Als Daniel sechs Jahre alt war, erkrankte sein Vater an Multipler Sklerose und sitzt seitdem im Rollstuhl. Während seiner Kindheit kümmerten sich seine Mutter und seine Geschwister um seinen Vater. Nun ist Daniel 26 und hat die Rolle des Pflegers übernommen. Neben seinem Studium kümmert er sich vorwiegend an den Wochenenden um seinen Vater, hilft im Haushalt, macht Touren mit dem Auto. Im Interview spricht er über seinen ehrgeizigen Vater, die Endstation Pflegeheim und Leute, die helfen wollen.

DER ALBRECHT: Wird dein Studium durch die Pflege deines Vaters erschwert?

Daniel: Mein Studium erschwert es nicht direkt, nein.

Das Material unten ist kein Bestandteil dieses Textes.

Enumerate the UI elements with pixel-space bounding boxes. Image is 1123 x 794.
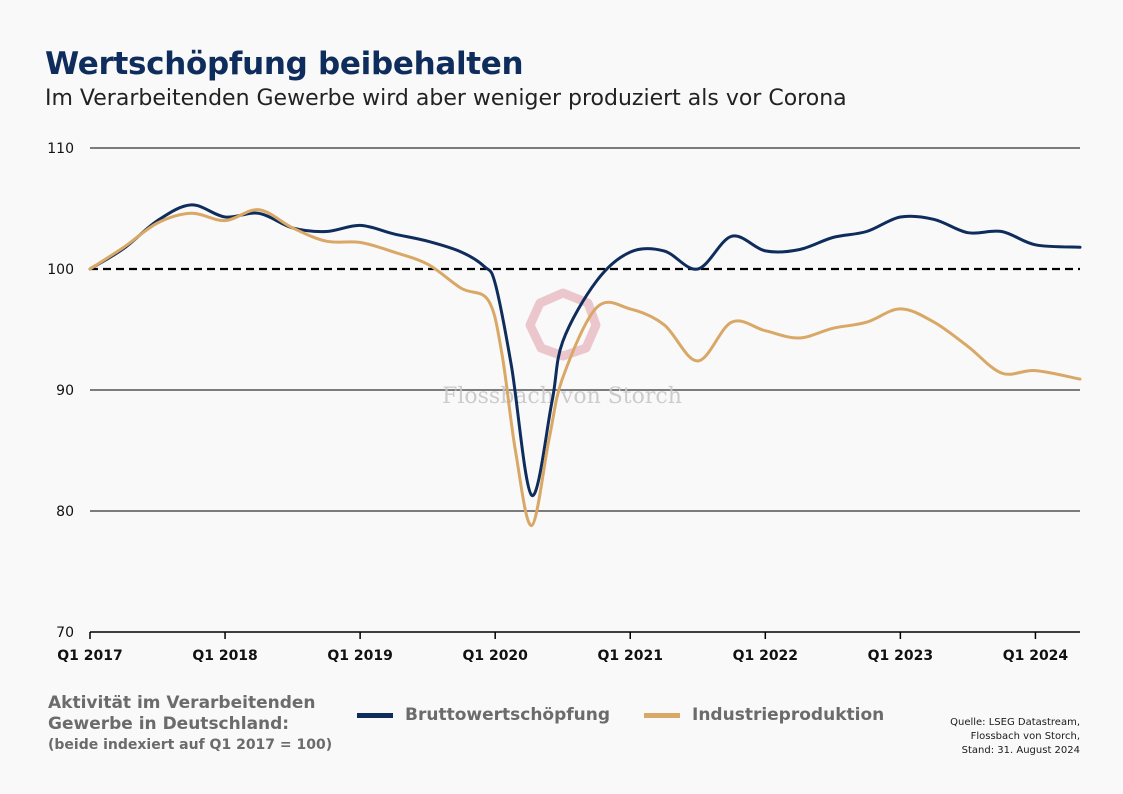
x-tick-label: Q1 2019	[327, 648, 392, 664]
source-line-1: Quelle: LSEG Datastream,	[950, 717, 1080, 728]
note-line-3: (beide indexiert auf Q1 2017 = 100)	[48, 737, 333, 753]
source-note: Quelle: LSEG Datastream, Flossbach von S…	[950, 716, 1080, 758]
legend-swatch	[644, 712, 680, 718]
x-tick-label: Q1 2020	[462, 648, 528, 664]
chart-title: Wertschöpfung beibehalten	[45, 46, 524, 82]
x-tick-label: Q1 2022	[733, 648, 798, 664]
y-tick-label: 100	[47, 262, 74, 278]
watermark-text: Flossbach von Storch	[442, 384, 682, 409]
legend-item-bruttowertschoepfung: Bruttowertschöpfung	[357, 705, 610, 725]
source-line-3: Stand: 31. August 2024	[961, 745, 1080, 756]
x-tick-label: Q1 2024	[1003, 648, 1069, 664]
x-axis: Q1 2017 Q1 2018 Q1 2019 Q1 2020 Q1 2021 Q1 20…	[57, 631, 1080, 664]
note-line-1: Aktivität im Verarbeitenden	[48, 693, 316, 713]
y-tick-label: 80	[56, 504, 74, 520]
series-lines	[88, 203, 1082, 528]
chart-note: Aktivität im Verarbeitenden Gewerbe in D…	[48, 693, 332, 756]
x-tick-label: Q1 2021	[598, 648, 663, 664]
series-line-industrieproduktion	[88, 208, 1082, 528]
gridlines	[90, 147, 1080, 512]
x-tick-label: Q1 2023	[868, 648, 933, 664]
series-line-bruttowertschoepfung	[88, 203, 1082, 497]
x-tick-label: Q1 2017	[57, 648, 122, 664]
legend-label: Industrieproduktion	[692, 705, 885, 725]
x-tick-label: Q1 2018	[192, 648, 257, 664]
y-tick-label: 70	[56, 625, 74, 641]
legend-swatch	[357, 712, 393, 718]
legend-label: Bruttowertschöpfung	[405, 705, 611, 725]
chart-subtitle: Im Verarbeitenden Gewerbe wird aber weni…	[45, 86, 847, 111]
y-axis-ticks: 70 80 90 100 110	[47, 141, 74, 641]
note-line-2: Gewerbe in Deutschland:	[48, 714, 290, 734]
source-line-2: Flossbach von Storch,	[970, 731, 1080, 742]
legend-item-industrieproduktion: Industrieproduktion	[644, 705, 884, 725]
y-tick-label: 110	[47, 141, 74, 157]
watermark-logo: Flossbach von Storch	[442, 288, 682, 409]
y-tick-label: 90	[56, 383, 74, 399]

In der Schulzeit hatte ich freitags immer frei, damit ich ins Krankenhaus fahren konnte, weil es jede Woche der letzte Besuch hätte sein können. Das war richtig krass. Jetzt ist die Medikation aber so gut eingestellt, dass ich das gut hinbekomme. Als Student sage ich natürlich: „Hey, ich habe Zeit“, und dann nutze ich auch mal eine Fehlzeit oder mache den Kurs notfalls nächstes Semester. Das ist dann so, aber Familie geht für mich vor.

Im Internet habe ich von extremen Fällen gelesen, in denen die Pflege ähnlich viel Zeit einnimmt, wie das Studium. Den Studierenden raubt das dann oft viel Zeit und Aufmerksamkeit oder?

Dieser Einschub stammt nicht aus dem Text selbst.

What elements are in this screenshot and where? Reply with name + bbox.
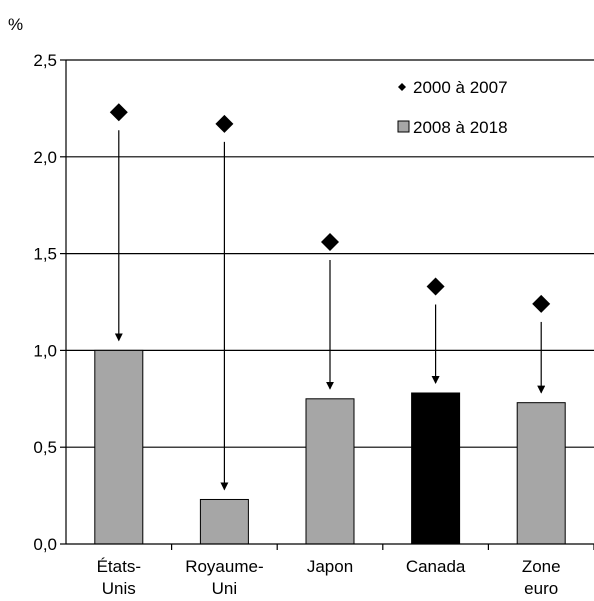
diamond-point (215, 114, 234, 133)
legend-diamond-marker (398, 83, 406, 91)
y-axis-label: % (8, 15, 23, 34)
diamond-point (532, 294, 551, 313)
x-tick-label: Japon (307, 557, 353, 576)
diamond-point (109, 103, 128, 122)
diamond-point (426, 277, 445, 296)
y-tick-label: 0,0 (33, 535, 57, 554)
diamond-point (321, 232, 339, 251)
bar (199, 498, 249, 545)
bar (516, 402, 566, 545)
y-tick-label: 1,5 (33, 245, 57, 264)
legend-series-1-label: 2000 à 2007 (413, 78, 508, 97)
y-tick-label: 1,0 (33, 341, 57, 360)
legend-bar-marker (397, 120, 410, 133)
y-tick-label: 2,5 (33, 51, 57, 70)
bar (411, 392, 461, 545)
x-tick-label: Royaume-Uni (185, 557, 263, 598)
y-tick-label: 0,5 (33, 438, 57, 457)
y-tick-label: 2,0 (33, 148, 57, 167)
bar (305, 398, 355, 545)
x-tick-label: États-Unis (97, 557, 141, 598)
legend: 2000 à 2007 2008 à 2018 (397, 78, 508, 137)
x-tick-label: Canada (406, 557, 466, 576)
legend-series-2-label: 2008 à 2018 (413, 118, 508, 137)
bar (94, 349, 144, 545)
x-tick-label: Zone euro (522, 557, 561, 598)
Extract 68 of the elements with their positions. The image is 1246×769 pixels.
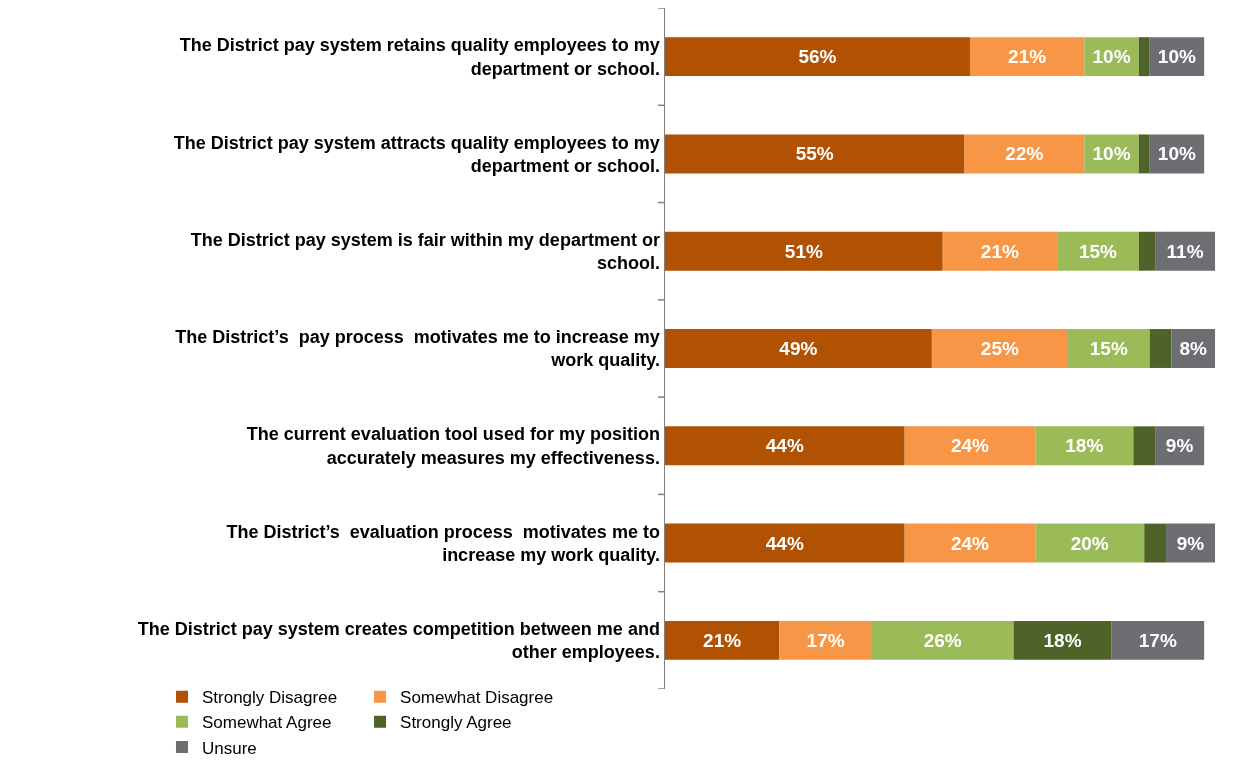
bar <box>1111 620 1205 660</box>
bar <box>1144 523 1167 563</box>
bar <box>665 620 780 660</box>
y-tick-label: The District pay system creates competition between me and other employees. <box>137 618 660 663</box>
bar <box>1013 620 1112 660</box>
bar <box>665 426 905 466</box>
y-tick-label: The District pay system retains quality employees to my department or school. <box>179 35 660 79</box>
bar <box>665 523 905 563</box>
bar <box>665 329 932 368</box>
y-tick-label: The District pay system attracts quality employees to my department or school. <box>173 132 660 176</box>
data-label: 55% <box>795 143 834 165</box>
bar <box>969 37 1085 77</box>
data-label: 21% <box>703 629 742 651</box>
bar <box>942 231 1058 271</box>
data-label: 17% <box>806 629 845 651</box>
y-tick-label: The District pay system is fair within my department or school. <box>190 229 660 274</box>
data-label: 9% <box>1165 435 1194 457</box>
bar <box>779 620 872 660</box>
data-label: 22% <box>1005 143 1044 165</box>
legend-label: Unsure <box>201 738 257 758</box>
data-label: 25% <box>980 338 1019 359</box>
data-label: 56% <box>798 46 837 68</box>
legend-label: Strongly Disagree <box>201 688 338 708</box>
data-label: 21% <box>980 240 1019 262</box>
data-label: 18% <box>1065 435 1104 457</box>
data-label: 17% <box>1138 629 1177 651</box>
bar <box>964 134 1085 174</box>
y-tick-label: The District’s evaluation process motivates me to increase my work quality. <box>226 521 660 566</box>
data-label: 49% <box>779 338 818 359</box>
bar <box>871 620 1014 660</box>
legend-label: Strongly Agree <box>400 713 512 733</box>
data-label: 44% <box>765 532 804 554</box>
y-tick-label: The District’s pay process motivates me to increase my work quality. <box>175 327 660 371</box>
y-tick-label: The current evaluation tool used for my position accurately measures my effectiveness. <box>246 424 660 468</box>
data-label: 10% <box>1157 143 1196 165</box>
data-label: 10% <box>1092 46 1131 68</box>
bar <box>1138 231 1156 271</box>
bar <box>1133 426 1156 466</box>
bar <box>1035 426 1134 466</box>
data-label: 20% <box>1070 532 1109 554</box>
bar <box>1138 134 1150 174</box>
bar <box>1149 329 1172 368</box>
data-label: 15% <box>1089 338 1128 359</box>
bar <box>665 37 970 77</box>
data-label: 51% <box>784 240 823 262</box>
bar <box>931 329 1069 368</box>
data-label: 9% <box>1176 532 1205 554</box>
data-label: 24% <box>950 435 990 457</box>
bar <box>1057 231 1139 271</box>
data-label: 18% <box>1043 629 1082 651</box>
bar <box>665 231 943 271</box>
data-label: 21% <box>1008 46 1047 68</box>
bar <box>1068 329 1150 368</box>
data-label: 11% <box>1166 240 1204 262</box>
data-label: 10% <box>1157 46 1196 68</box>
data-label: 26% <box>923 629 962 651</box>
legend-label: Somewhat Agree <box>201 713 332 733</box>
bar <box>665 134 965 174</box>
data-label: 10% <box>1092 143 1131 165</box>
data-label: 15% <box>1078 240 1118 262</box>
legend-label: Somewhat Disagree <box>400 688 554 708</box>
bar <box>904 426 1036 466</box>
data-label: 8% <box>1179 338 1208 359</box>
bar <box>1035 523 1145 563</box>
bar <box>904 523 1036 563</box>
data-label: 44% <box>765 435 804 457</box>
data-label: 24% <box>950 532 990 554</box>
bar <box>1138 37 1150 77</box>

Bei mir ist das natürlich weniger. Mein Vater sitzt im Rollstuhl, aber ist noch relativ selbständig. Außerdem hilft mein Studium mir dabei, meinem Vater zu helfen. Ich studiere Englisch und Sport, und da ist er sehr interessiert. Er will zum Beispiel seine Muskeln wieder trainieren, oder fragt mich bei Kopfschmerzen: „Das kommt aus dieser Region, wie kriege ich das weg?“. Dann kann ich ihm sagen, woher das kommt und was er auf keinen Fall machen sollte, damit er zum Beispiel eine Streckspastik verhindern kann.

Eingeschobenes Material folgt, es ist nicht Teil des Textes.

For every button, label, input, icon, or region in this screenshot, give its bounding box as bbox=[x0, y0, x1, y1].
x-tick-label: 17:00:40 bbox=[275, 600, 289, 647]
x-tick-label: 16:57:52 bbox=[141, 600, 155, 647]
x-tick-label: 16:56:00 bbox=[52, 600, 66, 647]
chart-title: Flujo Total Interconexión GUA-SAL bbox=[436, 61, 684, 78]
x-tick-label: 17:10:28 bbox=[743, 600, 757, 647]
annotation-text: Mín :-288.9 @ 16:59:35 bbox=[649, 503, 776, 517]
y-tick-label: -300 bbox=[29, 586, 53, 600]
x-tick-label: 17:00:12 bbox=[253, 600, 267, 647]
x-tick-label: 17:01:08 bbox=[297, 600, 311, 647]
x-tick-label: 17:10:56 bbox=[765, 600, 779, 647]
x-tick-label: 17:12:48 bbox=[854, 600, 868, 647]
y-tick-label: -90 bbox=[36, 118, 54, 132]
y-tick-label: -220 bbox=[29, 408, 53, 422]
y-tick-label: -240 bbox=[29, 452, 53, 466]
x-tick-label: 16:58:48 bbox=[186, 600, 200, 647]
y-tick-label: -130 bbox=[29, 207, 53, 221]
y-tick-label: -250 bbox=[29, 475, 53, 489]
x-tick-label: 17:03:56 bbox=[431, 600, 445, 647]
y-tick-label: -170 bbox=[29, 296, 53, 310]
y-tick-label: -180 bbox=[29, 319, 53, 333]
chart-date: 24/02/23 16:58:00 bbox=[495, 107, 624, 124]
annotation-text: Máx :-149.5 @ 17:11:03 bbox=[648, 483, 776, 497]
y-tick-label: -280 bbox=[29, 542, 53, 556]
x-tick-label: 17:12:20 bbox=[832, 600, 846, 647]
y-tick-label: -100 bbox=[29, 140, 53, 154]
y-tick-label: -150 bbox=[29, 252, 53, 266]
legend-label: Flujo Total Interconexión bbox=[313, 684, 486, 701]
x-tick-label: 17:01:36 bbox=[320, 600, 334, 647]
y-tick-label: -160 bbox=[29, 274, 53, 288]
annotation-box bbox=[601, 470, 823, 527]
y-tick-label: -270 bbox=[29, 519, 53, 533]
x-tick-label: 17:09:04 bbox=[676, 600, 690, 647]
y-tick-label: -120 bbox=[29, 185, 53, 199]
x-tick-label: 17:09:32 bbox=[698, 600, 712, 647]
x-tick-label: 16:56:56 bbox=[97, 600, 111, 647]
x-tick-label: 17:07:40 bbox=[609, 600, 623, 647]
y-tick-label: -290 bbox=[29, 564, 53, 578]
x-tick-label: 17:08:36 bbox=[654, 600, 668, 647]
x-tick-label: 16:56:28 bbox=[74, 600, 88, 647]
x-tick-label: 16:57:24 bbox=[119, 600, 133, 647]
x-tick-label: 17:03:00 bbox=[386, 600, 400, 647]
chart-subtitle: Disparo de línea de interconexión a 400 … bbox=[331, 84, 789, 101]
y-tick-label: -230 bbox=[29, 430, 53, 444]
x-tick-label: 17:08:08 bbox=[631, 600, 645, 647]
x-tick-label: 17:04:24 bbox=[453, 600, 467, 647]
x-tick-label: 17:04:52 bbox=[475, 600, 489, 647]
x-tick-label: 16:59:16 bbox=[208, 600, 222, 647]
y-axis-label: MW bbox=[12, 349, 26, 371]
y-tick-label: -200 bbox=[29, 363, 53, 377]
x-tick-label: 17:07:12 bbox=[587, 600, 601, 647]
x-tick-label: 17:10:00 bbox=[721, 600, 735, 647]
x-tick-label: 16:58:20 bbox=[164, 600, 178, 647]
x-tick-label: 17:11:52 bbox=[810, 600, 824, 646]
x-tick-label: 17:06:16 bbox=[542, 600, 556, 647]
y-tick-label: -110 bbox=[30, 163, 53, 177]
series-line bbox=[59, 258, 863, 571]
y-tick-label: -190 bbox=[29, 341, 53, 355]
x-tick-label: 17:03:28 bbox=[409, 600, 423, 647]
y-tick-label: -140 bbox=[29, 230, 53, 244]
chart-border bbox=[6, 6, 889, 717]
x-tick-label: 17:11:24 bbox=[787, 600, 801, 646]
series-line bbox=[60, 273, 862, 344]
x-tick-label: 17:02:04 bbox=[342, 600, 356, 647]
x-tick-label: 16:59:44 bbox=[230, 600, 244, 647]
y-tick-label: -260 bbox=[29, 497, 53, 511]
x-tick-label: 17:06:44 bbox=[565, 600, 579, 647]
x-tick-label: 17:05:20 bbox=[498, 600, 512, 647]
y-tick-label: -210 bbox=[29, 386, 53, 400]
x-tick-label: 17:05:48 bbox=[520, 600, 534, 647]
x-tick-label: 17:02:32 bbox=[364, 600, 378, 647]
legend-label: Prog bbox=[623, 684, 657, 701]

Ist eine Verbesserung oder Verschlechterung seines Zustandes absehbar?

Es geht immer wieder nach vorne, und dann wieder zurück auf null. Besonders im Sommer sorgt die Hitze dafür, dass die Muskeln entspannter sind. Dann kann er auch im Stehen viel machen. Irgendwann schiebt er mich beiseite und geht fünfzig Meter. Gerne übertreibt er es natürlich, dann ist er erstmal für einen Tag erschöpft. Wenn er es besonders übertreibt, und es dann zu einer sogenannten Streckspastik kommt, dann ist der ganze Fortschritt weg und er fängt wieder bei null an. Aber ins Negative zurück geht es nicht. Dafür sorgt auch die Medikation.

Was wäre, wenn dein Vater ins Pflegeheim müsste?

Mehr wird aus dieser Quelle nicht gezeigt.